Ruben Gallego Wants You to Get Paid More for Working on Holidays
This is happening amid long-term trends: Jobs are getting worse, families are getting squeezed by energy and health care costs and priced out of the market for housing, and wages have not kept up. Advocates have been fighting for a higher minimum wage since 2012, and have been increasingly turning to unions to make their jobs better. Yet, despite a brief blip during President Joe Biden’s administration and the Covid pandemic, when the federal government expanded protections and the social safety net, most of Washington hasn’t really taken up the call. That could change as Democrats look toward a future after Trump.
Moshkova and Ramirez, who are trying to form a union with the Communications Workers of America, have many more complaints about their job than not being paid fairly for working on holidays. Like many service workers, they have little control over their schedules. If they want a holiday off, or any day, they have to ask, and if it’s even approved—which is not a given—it might be scheduled as one of their regular two days off for that week, which are unpaid.

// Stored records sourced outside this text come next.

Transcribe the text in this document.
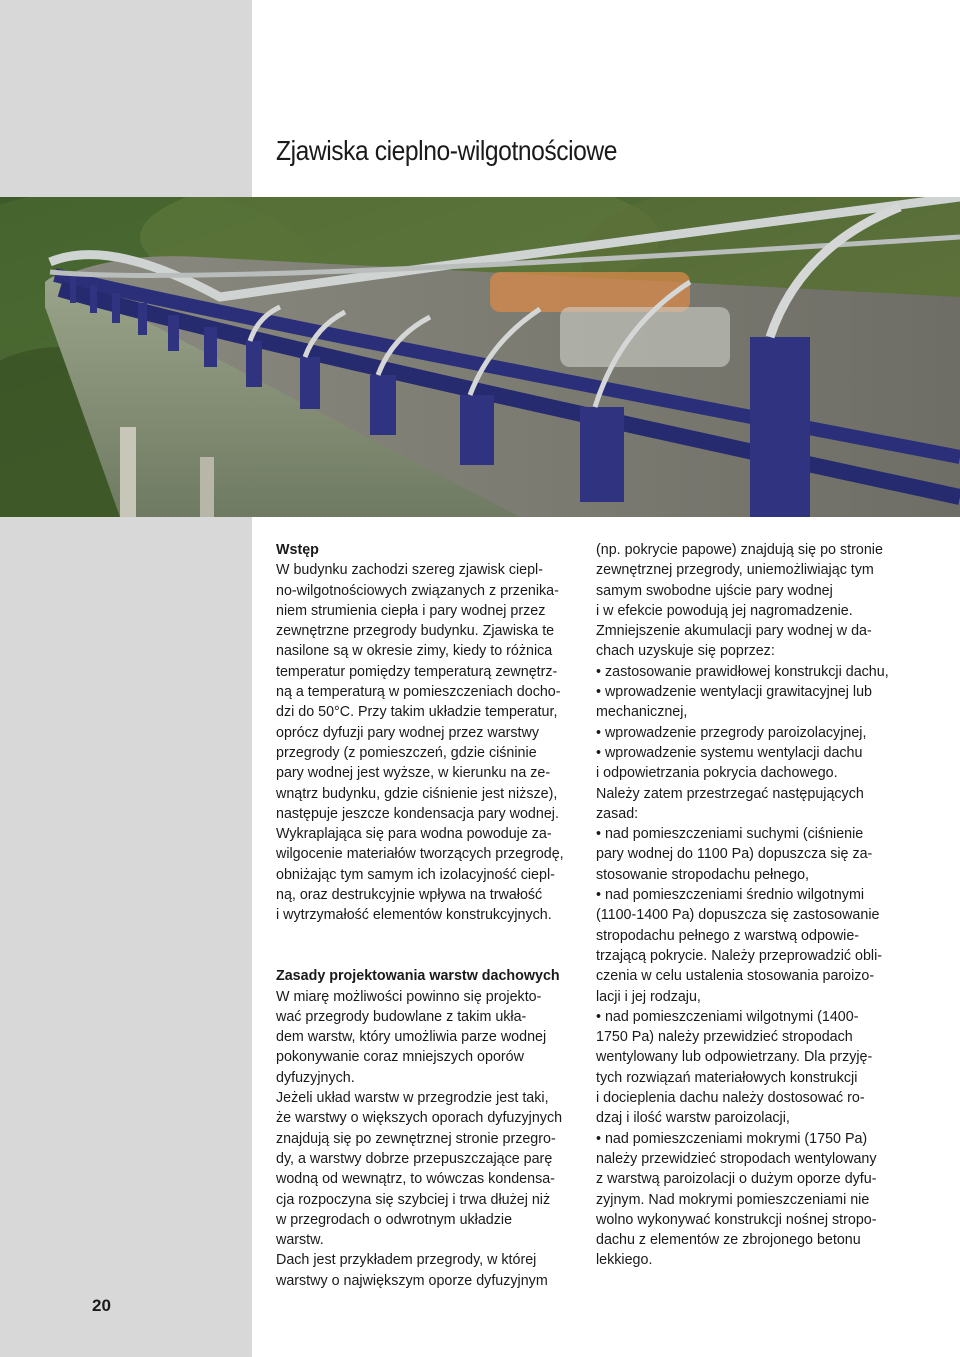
Zjawiska cieplno-wilgotnościowe
Wstęp
W budynku zachodzi szereg zjawisk ciepl-
no-wilgotnościowych związanych z przenika-
niem strumienia ciepła i pary wodnej przez
zewnętrzne przegrody budynku. Zjawiska te
nasilone są w okresie zimy, kiedy to różnica
temperatur pomiędzy temperaturą zewnętrz-
ną a temperaturą w pomieszczeniach docho-
dzi do 50°C. Przy takim układzie temperatur,
oprócz dyfuzji pary wodnej przez warstwy
przegrody (z pomieszczeń, gdzie ciśninie
pary wodnej jest wyższe, w kierunku na ze-
wnątrz budynku, gdzie ciśnienie jest niższe),
następuje jeszcze kondensacja pary wodnej.
Wykraplająca się para wodna powoduje za-
wilgocenie materiałów tworzących przegrodę,
obniżając tym samym ich izolacyjność ciepl-
ną, oraz destrukcyjnie wpływa na trwałość
i wytrzymałość elementów konstrukcyjnych.
Zasady projektowania warstw dachowych
W miarę możliwości powinno się projekto-
wać przegrody budowlane z takim ukła-
dem warstw, który umożliwia parze wodnej
pokonywanie coraz mniejszych oporów
dyfuzyjnych.
Jeżeli układ warstw w przegrodzie jest taki,
że warstwy o większych oporach dyfuzyjnych
znajdują się po zewnętrznej stronie przegro-
dy, a warstwy dobrze przepuszczające parę
wodną od wewnątrz, to wówczas kondensa-
cja rozpoczyna się szybciej i trwa dłużej niż
w przegrodach o odwrotnym układzie
warstw.
Dach jest przykładem przegrody, w której
warstwy o największym oporze dyfuzyjnym
(np. pokrycie papowe) znajdują się po stronie
zewnętrznej przegrody, uniemożliwiając tym
samym swobodne ujście pary wodnej
i w efekcie powodują jej nagromadzenie.
Zmniejszenie akumulacji pary wodnej w da-
chach uzyskuje się poprzez:
• zastosowanie prawidłowej konstrukcji dachu,
• wprowadzenie wentylacji grawitacyjnej lub
mechanicznej,
• wprowadzenie przegrody paroizolacyjnej,
• wprowadzenie systemu wentylacji dachu
i odpowietrzania pokrycia dachowego.
Należy zatem przestrzegać następujących
zasad:
• nad pomieszczeniami suchymi (ciśnienie
pary wodnej do 1100 Pa) dopuszcza się za-
stosowanie stropodachu pełnego,
• nad pomieszczeniami średnio wilgotnymi
(1100-1400 Pa) dopuszcza się zastosowanie
stropodachu pełnego z warstwą odpowie-
trzającą pokrycie. Należy przeprowadzić obli-
czenia w celu ustalenia stosowania paroizo-
lacji i jej rodzaju,
• nad pomieszczeniami wilgotnymi (1400-
1750 Pa) należy przewidzieć stropodach
wentylowany lub odpowietrzany. Dla przyję-
tych rozwiązań materiałowych konstrukcji
i docieplenia dachu należy dostosować ro-
dzaj i ilość warstw paroizolacji,
• nad pomieszczeniami mokrymi (1750 Pa)
należy przewidzieć stropodach wentylowany
z warstwą paroizolacji o dużym oporze dyfu-
zyjnym. Nad mokrymi pomieszczeniami nie
wolno wykonywać konstrukcji nośnej stropo-
dachu z elementów ze zbrojonego betonu
lekkiego.
20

At the same time, full-time workers may not be guaranteed 40 hours of work a week, leaving their paychecks unexpectedly short so they have to scramble to plug a hole in their budgets at the last minute. CWA surveyed workers and found that the median pay was just over $20 an hour, but some workers, like Spanish-language interpreters, start at just $15 an hour.
Nancy Ramos, who also works for LanguageLine in Texas, had to work over the Fourth of July while her family had a cookout. On top of that, she’d had a medical procedure and asked for time off, but didn’t get it. “They said to schedule my appointment on a day that I’m off, that that’s why I was off on Tuesdays,” she said. “That I needed to find time around my schedules for my doctor’s visit because I had other days off.”